Hahn Friedrich, Schmalen Adrian, Setz Christian, Friedrich Melanie, Schlößer Stefan, Kölle Julia, Spranger Robert, Rauch Pia, Fraedrich Kirsten, Reif Tatjana, Karius-Fischer Julia, Balasubramanyam Ashok, Henklein Petra, Fossen Torgils, Schubert Ulrich
Institute of Virology, Friedrich-Alexander-University Erlangen-Nürnberg, Erlangen, Germany.
Translational Metabolism Unit, Diabetes Research Center, Division of Diabetes, Endocrinology and Metabolism, Baylor College of Medicine, Houston, Texas, United States of America.
PLoS One. 2017 Apr 7;12(4):e0174254. doi: 10.1371/journal.pone.0174254. eCollection 2017.

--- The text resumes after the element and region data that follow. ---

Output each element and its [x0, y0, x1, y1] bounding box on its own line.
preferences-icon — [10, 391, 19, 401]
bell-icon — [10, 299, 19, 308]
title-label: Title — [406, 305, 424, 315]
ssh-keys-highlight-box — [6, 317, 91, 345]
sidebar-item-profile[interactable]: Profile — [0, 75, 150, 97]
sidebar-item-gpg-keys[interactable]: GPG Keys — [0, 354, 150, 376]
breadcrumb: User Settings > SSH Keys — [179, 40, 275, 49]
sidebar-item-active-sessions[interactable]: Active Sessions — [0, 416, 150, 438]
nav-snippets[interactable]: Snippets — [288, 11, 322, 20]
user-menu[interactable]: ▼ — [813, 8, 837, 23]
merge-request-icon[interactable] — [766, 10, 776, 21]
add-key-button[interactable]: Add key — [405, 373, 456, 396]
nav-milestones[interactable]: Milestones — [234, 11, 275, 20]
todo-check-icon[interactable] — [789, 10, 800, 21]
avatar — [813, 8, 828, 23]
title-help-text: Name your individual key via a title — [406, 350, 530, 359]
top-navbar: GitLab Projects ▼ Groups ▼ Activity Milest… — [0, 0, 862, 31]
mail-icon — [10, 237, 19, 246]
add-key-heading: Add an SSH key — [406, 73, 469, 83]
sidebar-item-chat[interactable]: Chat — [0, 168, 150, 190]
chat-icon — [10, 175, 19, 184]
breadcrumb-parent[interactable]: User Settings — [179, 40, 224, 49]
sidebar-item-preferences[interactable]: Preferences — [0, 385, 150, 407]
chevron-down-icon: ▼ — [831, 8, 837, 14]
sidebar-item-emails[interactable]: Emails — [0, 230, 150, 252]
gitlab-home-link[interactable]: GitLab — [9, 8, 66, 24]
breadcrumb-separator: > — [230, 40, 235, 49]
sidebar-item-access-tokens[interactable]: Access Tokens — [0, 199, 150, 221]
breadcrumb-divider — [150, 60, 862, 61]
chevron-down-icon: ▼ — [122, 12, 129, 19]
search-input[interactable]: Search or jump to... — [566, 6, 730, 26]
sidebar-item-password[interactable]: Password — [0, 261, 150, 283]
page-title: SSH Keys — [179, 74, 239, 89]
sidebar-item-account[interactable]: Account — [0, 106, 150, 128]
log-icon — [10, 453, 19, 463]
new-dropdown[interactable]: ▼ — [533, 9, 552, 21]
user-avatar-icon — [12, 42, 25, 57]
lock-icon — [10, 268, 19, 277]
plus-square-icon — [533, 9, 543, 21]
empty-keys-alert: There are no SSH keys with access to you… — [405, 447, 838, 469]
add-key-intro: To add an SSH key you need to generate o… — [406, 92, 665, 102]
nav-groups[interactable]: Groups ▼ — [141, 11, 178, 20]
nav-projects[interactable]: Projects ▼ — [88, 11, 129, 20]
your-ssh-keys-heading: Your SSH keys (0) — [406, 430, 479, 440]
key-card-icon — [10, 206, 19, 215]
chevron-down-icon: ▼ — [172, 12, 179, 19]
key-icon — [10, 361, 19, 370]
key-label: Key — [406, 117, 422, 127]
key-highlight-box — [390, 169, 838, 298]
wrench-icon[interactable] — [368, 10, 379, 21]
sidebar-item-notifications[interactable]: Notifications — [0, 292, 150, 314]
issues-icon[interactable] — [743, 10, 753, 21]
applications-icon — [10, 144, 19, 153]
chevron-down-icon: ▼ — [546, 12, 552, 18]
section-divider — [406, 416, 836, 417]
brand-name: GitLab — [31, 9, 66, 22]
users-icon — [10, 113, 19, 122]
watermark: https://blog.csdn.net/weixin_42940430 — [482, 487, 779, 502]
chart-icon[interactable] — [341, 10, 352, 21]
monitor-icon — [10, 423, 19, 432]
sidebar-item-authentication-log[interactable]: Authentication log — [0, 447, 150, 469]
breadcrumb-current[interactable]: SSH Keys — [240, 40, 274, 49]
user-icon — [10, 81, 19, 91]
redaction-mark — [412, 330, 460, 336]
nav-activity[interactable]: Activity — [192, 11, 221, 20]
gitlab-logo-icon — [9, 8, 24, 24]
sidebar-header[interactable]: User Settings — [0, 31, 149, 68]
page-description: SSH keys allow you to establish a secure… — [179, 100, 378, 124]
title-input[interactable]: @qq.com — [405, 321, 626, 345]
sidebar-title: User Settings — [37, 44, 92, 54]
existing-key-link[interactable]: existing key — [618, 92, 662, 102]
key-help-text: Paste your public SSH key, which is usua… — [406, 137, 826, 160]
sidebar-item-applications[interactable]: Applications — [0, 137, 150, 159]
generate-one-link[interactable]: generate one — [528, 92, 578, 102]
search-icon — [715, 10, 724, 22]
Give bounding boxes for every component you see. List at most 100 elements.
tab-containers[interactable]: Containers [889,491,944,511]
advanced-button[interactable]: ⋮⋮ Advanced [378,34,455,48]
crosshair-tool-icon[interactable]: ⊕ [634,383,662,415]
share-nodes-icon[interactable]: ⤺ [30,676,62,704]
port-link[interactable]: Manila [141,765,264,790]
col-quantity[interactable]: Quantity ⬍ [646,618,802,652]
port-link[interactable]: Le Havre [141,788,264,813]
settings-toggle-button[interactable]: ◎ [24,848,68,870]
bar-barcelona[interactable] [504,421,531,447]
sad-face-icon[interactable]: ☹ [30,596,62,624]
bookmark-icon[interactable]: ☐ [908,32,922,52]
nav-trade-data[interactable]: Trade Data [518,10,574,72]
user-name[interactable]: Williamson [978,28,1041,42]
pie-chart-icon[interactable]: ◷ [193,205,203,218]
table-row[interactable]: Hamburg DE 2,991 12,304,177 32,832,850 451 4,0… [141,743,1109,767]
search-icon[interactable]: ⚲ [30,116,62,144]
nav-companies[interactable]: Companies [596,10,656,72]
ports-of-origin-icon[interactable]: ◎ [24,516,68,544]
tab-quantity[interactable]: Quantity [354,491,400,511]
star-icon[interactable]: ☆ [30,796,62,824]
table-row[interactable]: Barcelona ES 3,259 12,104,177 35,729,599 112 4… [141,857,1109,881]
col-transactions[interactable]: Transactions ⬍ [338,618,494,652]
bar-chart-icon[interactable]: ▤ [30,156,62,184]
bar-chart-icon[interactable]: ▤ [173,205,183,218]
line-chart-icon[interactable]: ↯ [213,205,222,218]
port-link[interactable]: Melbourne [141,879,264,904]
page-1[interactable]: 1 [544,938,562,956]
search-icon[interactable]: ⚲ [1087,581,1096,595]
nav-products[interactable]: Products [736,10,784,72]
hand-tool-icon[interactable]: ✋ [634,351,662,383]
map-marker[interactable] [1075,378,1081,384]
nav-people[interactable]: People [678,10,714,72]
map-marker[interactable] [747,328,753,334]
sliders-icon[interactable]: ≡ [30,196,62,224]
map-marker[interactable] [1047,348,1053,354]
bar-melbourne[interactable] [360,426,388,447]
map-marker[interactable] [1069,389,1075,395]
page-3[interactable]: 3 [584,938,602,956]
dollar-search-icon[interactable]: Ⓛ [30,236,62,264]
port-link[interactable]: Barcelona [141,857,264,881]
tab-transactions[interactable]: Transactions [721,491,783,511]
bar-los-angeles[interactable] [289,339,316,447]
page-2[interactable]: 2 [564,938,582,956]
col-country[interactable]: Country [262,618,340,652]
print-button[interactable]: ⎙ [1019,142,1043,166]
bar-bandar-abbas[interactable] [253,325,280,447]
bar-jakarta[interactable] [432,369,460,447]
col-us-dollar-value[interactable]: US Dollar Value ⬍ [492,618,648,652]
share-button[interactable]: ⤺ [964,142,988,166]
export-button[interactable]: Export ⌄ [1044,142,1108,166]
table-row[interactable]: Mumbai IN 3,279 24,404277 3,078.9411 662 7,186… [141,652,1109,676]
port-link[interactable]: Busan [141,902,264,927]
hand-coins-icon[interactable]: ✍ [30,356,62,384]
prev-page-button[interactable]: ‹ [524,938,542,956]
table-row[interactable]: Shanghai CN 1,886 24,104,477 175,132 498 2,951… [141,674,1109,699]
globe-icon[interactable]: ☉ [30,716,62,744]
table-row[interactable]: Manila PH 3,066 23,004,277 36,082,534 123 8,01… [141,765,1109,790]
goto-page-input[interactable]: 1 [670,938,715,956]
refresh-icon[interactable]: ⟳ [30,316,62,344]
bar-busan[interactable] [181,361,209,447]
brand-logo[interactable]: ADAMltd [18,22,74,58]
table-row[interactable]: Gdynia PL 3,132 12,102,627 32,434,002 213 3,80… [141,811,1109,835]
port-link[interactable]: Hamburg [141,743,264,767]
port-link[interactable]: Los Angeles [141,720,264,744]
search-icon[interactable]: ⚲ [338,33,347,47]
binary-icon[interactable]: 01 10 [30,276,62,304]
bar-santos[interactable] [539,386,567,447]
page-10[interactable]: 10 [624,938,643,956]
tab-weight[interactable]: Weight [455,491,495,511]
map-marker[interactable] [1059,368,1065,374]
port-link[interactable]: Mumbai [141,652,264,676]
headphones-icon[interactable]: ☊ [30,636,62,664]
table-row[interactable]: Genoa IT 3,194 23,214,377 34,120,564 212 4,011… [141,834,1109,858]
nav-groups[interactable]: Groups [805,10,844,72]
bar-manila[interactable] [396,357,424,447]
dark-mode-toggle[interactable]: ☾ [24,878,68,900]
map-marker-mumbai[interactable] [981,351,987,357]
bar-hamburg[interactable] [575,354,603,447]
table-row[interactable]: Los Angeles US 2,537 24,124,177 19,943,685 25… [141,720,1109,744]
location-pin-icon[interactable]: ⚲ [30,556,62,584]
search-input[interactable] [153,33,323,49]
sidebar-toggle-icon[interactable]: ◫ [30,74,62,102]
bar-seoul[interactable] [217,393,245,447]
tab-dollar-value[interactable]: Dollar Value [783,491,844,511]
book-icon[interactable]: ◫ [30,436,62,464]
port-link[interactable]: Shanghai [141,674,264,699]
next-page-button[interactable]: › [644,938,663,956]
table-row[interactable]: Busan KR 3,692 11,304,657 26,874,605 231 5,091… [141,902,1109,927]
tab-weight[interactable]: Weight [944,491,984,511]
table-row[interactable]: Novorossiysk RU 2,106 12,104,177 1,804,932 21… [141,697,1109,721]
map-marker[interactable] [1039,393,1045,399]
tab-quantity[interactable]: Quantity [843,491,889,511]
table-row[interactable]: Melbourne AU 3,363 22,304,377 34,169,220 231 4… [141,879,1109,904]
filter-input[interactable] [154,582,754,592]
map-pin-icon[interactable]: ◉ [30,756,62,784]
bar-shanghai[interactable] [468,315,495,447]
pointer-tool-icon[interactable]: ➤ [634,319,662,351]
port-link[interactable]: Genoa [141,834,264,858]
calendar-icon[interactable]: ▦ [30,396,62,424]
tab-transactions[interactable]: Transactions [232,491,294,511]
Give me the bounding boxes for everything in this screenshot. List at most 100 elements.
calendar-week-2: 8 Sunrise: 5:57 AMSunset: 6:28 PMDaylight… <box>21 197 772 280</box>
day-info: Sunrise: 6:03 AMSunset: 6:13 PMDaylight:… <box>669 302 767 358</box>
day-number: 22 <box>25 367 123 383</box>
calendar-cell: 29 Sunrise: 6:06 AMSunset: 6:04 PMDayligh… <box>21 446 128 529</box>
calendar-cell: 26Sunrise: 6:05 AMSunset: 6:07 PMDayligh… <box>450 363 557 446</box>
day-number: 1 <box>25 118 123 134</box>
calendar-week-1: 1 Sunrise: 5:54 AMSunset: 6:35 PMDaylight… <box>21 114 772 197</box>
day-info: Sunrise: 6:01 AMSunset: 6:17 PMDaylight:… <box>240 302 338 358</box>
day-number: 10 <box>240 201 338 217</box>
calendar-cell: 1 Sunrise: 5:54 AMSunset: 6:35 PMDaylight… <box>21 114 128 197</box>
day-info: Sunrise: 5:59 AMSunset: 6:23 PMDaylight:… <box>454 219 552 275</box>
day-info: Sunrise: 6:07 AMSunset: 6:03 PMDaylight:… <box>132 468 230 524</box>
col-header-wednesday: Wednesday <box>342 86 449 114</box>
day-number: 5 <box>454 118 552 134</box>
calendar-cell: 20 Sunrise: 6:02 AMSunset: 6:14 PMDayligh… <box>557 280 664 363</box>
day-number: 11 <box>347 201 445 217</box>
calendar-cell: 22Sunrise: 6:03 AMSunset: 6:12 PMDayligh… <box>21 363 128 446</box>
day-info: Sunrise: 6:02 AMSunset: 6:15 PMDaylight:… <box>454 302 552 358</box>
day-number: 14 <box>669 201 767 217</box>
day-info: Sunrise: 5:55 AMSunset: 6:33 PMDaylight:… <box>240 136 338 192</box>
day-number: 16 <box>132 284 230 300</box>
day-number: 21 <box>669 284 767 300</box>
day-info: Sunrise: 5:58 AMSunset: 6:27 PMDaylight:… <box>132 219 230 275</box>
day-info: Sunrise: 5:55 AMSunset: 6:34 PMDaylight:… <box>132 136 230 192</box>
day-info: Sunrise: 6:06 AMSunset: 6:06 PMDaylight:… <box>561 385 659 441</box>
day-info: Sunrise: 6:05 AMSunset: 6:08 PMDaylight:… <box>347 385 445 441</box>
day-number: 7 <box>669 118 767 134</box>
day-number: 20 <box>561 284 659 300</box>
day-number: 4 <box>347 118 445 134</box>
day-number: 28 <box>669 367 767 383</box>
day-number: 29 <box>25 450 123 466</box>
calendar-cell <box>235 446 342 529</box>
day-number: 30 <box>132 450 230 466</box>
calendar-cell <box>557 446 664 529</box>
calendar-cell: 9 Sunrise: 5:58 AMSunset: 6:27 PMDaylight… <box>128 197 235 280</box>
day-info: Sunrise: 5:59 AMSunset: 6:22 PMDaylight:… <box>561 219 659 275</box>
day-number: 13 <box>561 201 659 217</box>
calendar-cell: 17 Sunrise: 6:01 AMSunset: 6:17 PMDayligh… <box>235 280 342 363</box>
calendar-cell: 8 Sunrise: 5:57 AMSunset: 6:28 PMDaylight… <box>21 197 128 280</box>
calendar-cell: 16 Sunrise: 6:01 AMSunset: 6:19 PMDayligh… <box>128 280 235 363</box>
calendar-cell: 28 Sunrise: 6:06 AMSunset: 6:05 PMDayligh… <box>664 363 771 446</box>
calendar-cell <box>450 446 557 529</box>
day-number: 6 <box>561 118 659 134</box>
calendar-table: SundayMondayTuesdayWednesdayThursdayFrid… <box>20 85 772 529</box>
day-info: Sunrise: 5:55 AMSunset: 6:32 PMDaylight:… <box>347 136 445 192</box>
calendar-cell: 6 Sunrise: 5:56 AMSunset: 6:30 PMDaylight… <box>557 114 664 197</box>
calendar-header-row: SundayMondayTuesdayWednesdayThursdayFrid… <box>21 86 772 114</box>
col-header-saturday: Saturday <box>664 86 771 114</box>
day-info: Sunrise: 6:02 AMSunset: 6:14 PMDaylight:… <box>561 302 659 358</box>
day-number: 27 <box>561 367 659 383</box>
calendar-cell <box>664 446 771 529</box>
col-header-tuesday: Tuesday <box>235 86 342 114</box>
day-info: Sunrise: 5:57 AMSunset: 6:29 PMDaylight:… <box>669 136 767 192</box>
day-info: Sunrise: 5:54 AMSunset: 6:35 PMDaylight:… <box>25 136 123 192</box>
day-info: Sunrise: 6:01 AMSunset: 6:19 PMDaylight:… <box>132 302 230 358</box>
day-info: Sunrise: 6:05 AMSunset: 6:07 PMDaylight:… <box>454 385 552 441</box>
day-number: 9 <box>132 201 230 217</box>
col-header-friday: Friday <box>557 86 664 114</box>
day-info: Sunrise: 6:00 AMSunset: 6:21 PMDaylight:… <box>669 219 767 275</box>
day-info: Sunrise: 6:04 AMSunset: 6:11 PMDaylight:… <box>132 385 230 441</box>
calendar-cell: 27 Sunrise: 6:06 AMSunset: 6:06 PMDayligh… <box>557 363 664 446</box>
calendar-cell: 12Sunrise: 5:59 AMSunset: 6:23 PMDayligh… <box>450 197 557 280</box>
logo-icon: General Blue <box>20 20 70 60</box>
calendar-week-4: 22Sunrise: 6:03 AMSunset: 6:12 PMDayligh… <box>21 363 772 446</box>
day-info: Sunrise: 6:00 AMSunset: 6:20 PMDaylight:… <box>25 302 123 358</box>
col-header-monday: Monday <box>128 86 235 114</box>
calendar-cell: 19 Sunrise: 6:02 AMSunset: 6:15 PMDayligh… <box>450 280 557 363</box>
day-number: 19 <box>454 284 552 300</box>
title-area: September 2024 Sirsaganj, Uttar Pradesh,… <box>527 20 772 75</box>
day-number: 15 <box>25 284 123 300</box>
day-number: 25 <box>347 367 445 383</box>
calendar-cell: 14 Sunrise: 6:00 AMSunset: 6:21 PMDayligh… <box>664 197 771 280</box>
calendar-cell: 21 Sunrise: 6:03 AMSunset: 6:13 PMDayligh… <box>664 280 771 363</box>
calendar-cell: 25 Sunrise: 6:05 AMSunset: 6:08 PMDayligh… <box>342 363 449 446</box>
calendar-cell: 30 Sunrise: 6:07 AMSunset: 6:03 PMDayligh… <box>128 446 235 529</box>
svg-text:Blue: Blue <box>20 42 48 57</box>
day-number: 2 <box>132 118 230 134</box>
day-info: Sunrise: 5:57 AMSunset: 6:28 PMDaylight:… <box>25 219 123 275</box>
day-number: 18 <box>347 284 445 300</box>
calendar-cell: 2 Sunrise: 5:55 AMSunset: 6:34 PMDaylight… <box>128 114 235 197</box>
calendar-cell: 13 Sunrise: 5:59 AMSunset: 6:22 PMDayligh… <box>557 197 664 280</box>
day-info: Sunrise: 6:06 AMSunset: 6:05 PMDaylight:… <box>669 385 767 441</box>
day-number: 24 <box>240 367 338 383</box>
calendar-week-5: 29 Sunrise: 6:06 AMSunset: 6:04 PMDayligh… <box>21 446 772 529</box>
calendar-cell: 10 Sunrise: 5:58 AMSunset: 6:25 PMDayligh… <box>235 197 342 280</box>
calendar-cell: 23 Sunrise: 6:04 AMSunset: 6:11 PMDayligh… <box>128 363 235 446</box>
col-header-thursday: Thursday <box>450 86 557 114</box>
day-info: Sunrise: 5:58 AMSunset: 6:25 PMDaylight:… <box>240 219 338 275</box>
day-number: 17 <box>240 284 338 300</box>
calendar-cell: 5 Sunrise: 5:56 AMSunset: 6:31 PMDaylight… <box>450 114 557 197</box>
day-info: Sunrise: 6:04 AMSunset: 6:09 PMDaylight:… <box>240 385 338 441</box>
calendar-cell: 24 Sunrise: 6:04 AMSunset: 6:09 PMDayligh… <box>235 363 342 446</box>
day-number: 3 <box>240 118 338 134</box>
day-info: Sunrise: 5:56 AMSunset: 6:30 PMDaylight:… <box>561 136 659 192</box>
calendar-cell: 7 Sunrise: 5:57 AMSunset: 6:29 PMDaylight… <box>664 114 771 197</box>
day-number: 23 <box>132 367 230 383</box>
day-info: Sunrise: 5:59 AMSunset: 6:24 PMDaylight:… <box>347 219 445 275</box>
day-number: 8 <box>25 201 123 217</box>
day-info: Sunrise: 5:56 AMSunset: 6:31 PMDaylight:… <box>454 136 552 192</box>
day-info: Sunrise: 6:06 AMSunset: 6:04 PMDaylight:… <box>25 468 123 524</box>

There is a significantly higher risk for type II diabetes in HIV-1 carriers, albeit the molecular mechanism for this HIV-related pathology remains enigmatic. The 52 amino acid HIV-1 p6 Gag protein is synthesized as the C-terminal part of the Gag polyprotein Pr55. In this context, p6 promotes virus release by its two late (L-) domains, and facilitates the incorporation of the viral accessory protein Vpr. However, the function of p6 in its mature form, after proteolytic release from Gag, has not been investigated yet. We found that the mature p6 represents the first known viral substrate of the ubiquitously expressed cytosolic metalloendopeptidase insulin-degrading enzyme (IDE). IDE is sufficient and required for degradation of p6, and p6 is approximately 100-fold more efficiently degraded by IDE than its eponymous substrate insulin. This observation appears to be specific for HIV-1, as p6 proteins from HIV-2 and simian immunodeficiency virus, as well as the 51 amino acid p9 from equine infectious anaemia virus were insensitive to IDE degradation. The amount of virus-associated p6, as well as the efficiency of release and maturation of progeny viruses does not depend on the presence of IDE in the host cells, as it was shown by CRISPR/Cas9 edited IDE KO cells. However, HIV-1 mutants harboring IDE-insensitive p6 variants exhibit reduced virus replication capacity, a phenomenon that seems to depend on the presence of an X4-tropic Env. Furthermore, competing for IDE by exogenous insulin or inhibiting IDE by the highly specific inhibitor 6bK, also reduced virus replication. This effect could be specifically attributed to IDE since replication of HIV-1 variants coding for an IDE-insensitive p6 were inert towards IDE-inhibition. Our cumulative data support a model in which removal of p6 during viral entry is important for virus replication, at least in the case of X4 tropic HIV-1.
HIV-1携带者患II型糖尿病的风险显著更高,尽管这种与HIV相关的病理的分子机制仍然不明。52个氨基酸的HIV-1 p6 Gag蛋白作为Gag多聚蛋白Pr55的C末端部分被合成。在这种情况下,p6通过其两个晚期(L-)结构域促进病毒释放,并促进病毒辅助蛋白Vpr的掺入。然而,p6从Gag蛋白水解释放后的成熟形式的功能尚未得到研究。我们发现成熟的p6是普遍表达的胞质金属内肽酶胰岛素降解酶(IDE)的首个已知病毒底物。IDE对于p6的降解是充分且必要的,并且p6被IDE降解的效率比其同名底物胰岛素高约100倍。这一观察结果似乎是HIV-1特有的,因为来自HIV-2和猴免疫缺陷病毒的p6蛋白,以及来自马传染性贫血病毒的51个氨基酸的p9蛋白对IDE降解不敏感。如CRISPR/Cas9编辑的IDE基因敲除细胞所示,病毒相关p6的量以及子代病毒释放和成熟的效率并不取决于宿主细胞中IDE的存在。然而,携带对IDE不敏感的p6变体的HIV-1突变体表现出病毒复制能力降低,这一现象似乎取决于X4嗜性Env的存在。此外,外源性胰岛素与IDE竞争或用高度特异性抑制剂6bK抑制IDE,也会降低病毒复制。这种效应可特异性归因于IDE,因为编码对IDE不敏感的p6的HIV-1变体的复制对IDE抑制不敏感。我们的累积数据支持一种模型,即在病毒进入过程中去除p6对病毒复制很重要,至少在X4嗜性HIV-1的情况下是这样。